By our Staff Reporter
GUWAHATI, Feb 25: Roads teeming with honking cars, traffic srls and jams for hours together leading to road rages, accidents and the like are essentially distinctive features of Guwahati. And this is not without good reason.
The extreme traffic congestion in the city has many reasons behind. There are many who squarely blame it on the fast rise in the number of cars/vehicles in the State and its neighbouring states. It sounds as if the blame holds much water in it given the number of new cars/vehicles being registered everyday in the city.
There are some startling car/vehicle statistics of Guwahati. The city has as many as 9.50 lakh cars of all hues. The Kamrup (M) District Transport Office (DTO) registers 300-350 new cars, everyday. In fiscal 2015-16, as many 71,906 cars were registered by Kamrup (M) DTO. In fiscal 2016-17 till January, 50,678 cars have been registered by the DTO. According to DTO(R) in-charge Prasenjit Ghosh, apart from vehicles that come to Guwahati from other districts of the State, 3,000-4,000 vehicles come from Tripura, around 5,000 from Meghalaya, around 200 from Mizoram, around 1,000 from galand and around 100 from Manipur to Guwahati, everyday. Apart from these, there are vehicles of the Army, CRPF, BSF, India Air Force etc. that keep coming to the city, Ghosh said, and added that all these cars do add to the traffic congestion. There are also around 13,000 cabbies being operated in Guwahati and its suburbs by some private companies.

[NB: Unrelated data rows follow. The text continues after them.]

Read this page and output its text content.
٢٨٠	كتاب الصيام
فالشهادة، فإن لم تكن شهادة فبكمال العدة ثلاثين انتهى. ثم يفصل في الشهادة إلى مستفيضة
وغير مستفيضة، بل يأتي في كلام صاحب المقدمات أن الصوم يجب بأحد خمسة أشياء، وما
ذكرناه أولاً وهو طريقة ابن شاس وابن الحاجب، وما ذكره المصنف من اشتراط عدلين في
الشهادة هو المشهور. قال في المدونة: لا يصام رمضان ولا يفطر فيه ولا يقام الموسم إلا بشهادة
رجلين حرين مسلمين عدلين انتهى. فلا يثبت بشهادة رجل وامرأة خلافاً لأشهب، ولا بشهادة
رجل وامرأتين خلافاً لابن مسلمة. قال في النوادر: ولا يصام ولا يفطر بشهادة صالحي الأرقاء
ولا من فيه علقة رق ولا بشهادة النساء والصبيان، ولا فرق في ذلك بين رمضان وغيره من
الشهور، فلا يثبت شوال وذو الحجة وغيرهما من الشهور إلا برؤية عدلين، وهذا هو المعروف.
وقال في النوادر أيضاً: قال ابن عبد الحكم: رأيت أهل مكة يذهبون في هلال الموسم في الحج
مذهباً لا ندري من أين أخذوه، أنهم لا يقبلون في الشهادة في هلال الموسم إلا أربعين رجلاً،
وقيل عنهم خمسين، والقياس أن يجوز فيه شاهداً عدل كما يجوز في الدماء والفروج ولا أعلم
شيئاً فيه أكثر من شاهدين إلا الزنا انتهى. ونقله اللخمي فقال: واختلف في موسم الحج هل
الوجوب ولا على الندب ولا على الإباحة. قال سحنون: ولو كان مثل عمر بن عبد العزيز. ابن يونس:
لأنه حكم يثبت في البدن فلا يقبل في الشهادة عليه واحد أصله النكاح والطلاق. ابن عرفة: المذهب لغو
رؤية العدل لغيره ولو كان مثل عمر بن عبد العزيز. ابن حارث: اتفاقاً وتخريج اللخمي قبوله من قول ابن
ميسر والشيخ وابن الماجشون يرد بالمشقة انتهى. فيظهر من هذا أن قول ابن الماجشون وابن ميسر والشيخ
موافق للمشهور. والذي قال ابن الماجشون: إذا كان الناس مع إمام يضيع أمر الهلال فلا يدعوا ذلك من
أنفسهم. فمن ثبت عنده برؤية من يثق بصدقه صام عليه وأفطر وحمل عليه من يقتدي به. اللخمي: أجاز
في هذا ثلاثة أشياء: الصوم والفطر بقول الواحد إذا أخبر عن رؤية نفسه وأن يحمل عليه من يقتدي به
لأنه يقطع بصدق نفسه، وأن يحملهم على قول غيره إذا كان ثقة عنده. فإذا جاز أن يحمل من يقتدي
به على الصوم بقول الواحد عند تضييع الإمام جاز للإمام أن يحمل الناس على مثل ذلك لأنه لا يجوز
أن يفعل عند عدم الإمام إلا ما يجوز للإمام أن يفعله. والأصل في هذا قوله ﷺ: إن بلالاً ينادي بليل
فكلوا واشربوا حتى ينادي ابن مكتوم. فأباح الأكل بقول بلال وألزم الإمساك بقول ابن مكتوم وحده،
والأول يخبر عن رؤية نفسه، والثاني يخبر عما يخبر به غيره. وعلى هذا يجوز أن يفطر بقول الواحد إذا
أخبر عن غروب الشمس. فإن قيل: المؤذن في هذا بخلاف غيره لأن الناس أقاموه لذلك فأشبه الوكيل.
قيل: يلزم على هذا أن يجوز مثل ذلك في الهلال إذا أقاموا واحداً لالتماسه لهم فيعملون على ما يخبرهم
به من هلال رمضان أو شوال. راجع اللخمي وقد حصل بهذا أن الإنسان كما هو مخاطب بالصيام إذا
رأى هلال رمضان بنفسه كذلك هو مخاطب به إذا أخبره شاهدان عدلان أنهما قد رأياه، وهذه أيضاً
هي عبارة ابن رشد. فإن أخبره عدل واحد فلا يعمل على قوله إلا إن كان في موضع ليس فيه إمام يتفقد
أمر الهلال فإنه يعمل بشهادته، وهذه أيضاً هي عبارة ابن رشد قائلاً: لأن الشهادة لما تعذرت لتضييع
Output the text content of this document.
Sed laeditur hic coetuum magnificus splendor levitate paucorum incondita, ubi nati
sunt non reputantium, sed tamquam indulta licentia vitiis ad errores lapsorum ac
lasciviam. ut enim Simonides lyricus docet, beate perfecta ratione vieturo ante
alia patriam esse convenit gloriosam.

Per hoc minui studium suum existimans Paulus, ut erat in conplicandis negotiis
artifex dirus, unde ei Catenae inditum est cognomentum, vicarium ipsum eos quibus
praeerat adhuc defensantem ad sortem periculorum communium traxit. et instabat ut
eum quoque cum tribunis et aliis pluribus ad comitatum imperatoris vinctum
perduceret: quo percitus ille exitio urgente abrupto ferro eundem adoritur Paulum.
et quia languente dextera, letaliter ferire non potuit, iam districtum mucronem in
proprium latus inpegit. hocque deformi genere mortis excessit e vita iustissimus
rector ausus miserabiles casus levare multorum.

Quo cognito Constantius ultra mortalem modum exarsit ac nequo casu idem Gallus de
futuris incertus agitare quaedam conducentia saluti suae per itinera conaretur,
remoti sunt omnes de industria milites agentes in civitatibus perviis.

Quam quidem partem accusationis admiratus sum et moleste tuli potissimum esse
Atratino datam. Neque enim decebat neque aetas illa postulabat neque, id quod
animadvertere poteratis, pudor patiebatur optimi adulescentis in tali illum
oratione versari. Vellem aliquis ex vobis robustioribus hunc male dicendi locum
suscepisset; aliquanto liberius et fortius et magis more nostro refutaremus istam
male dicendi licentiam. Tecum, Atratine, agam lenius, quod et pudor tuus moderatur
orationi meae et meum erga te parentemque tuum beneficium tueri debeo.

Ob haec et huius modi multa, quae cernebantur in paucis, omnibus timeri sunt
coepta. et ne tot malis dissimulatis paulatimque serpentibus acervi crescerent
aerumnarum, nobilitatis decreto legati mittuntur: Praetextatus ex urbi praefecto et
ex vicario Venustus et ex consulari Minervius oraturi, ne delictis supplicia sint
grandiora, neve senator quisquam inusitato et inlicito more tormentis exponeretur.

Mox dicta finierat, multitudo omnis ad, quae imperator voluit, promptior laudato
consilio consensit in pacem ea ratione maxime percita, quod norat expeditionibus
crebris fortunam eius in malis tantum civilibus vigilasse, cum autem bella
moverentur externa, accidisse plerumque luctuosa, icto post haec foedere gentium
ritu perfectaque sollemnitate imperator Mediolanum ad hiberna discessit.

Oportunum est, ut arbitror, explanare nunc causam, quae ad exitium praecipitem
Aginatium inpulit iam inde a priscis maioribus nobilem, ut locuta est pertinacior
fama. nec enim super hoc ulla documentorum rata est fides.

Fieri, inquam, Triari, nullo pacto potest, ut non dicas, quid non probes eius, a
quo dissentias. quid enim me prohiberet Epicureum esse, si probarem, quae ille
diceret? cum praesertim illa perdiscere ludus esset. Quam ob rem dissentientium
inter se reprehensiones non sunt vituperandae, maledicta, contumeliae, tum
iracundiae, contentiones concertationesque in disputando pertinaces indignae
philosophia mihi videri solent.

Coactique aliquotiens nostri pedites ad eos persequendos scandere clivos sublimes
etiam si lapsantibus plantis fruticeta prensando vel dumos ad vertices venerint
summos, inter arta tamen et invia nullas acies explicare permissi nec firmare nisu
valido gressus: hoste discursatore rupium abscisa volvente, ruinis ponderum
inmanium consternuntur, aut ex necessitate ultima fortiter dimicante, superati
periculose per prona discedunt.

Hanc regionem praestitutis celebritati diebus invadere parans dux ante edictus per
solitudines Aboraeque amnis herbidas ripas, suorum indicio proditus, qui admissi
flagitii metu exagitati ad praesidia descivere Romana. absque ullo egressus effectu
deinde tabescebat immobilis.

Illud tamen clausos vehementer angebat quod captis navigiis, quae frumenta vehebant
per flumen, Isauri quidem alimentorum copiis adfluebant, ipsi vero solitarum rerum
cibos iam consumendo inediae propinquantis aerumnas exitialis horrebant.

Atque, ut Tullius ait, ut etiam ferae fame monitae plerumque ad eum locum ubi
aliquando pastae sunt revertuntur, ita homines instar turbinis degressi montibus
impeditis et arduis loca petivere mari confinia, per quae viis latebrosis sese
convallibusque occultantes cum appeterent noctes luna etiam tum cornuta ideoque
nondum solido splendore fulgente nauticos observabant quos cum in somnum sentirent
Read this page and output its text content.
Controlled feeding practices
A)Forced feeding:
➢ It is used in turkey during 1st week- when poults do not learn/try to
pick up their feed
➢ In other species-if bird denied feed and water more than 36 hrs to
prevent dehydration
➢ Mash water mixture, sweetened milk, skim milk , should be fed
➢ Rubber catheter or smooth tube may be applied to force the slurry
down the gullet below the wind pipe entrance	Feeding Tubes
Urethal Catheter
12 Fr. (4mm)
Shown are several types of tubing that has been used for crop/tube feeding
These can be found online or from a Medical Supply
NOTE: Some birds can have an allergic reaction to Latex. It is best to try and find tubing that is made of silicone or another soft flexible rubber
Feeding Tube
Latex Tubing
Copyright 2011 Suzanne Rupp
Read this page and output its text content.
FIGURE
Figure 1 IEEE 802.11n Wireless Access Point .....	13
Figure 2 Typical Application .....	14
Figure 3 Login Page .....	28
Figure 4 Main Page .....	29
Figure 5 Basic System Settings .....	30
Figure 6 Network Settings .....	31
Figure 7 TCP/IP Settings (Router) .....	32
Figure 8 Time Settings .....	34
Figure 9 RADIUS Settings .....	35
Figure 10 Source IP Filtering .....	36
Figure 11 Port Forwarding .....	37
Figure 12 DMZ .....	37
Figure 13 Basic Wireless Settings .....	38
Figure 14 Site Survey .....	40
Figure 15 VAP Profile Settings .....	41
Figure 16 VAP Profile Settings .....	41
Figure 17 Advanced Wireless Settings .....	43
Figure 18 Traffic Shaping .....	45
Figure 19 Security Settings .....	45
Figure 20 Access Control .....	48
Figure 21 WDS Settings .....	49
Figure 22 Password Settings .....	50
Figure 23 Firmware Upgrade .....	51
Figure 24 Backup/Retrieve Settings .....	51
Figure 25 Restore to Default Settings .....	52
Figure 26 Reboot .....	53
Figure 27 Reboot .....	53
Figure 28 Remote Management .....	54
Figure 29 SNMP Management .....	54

Ghosh, however, is not ready to blame it solely on the increasing number of cars for the traffic jams in the city. He has something else to blame for the ever-increasing traffic srls in Guwahati. “The number of cars and vehicles in Guwahati is still much less than that of other metropolitan cities in the country. It’s not that the roads in Guwahati have already crossed their optimum level of holding vehicles. There’re traffic congestions in the city, and the problem lies in the lack of civic sense among the citizens, especially among those who are using cars and other forms of vehicles,” Ghosh said, and added: “Vehicles are seen parked in no-parking areas. The parking lots in the city are often not used. Vehicles are even parked on bridges, approaches to big shops or malls. It’s not true that the car-holding capacities of the roads of Guwahati have crossed their optimum limit.”
Ghosh says that there are other reasons as well. “The existing public transport systems in Guwahati aren’t being used by the public, properly. This is also a fact that the city lacks fast modes of communication. Such a situation leads people to use more and more private cars while going from one place to another in the city. Had there been fast and proper modes of transportation in the city, the use of private cars would have come down much,” Ghosh said, and added: “Some of the city buses in the city don’t ply on the roads meant for them. City buses are infamous for stopping buses for longer periods in stops. They even stop buses in places other than their regular stops. Such practices also add to traffic congestion in the city. We’ve some cabbie companies that carry passengers from one place to another in the city and its outskirts.”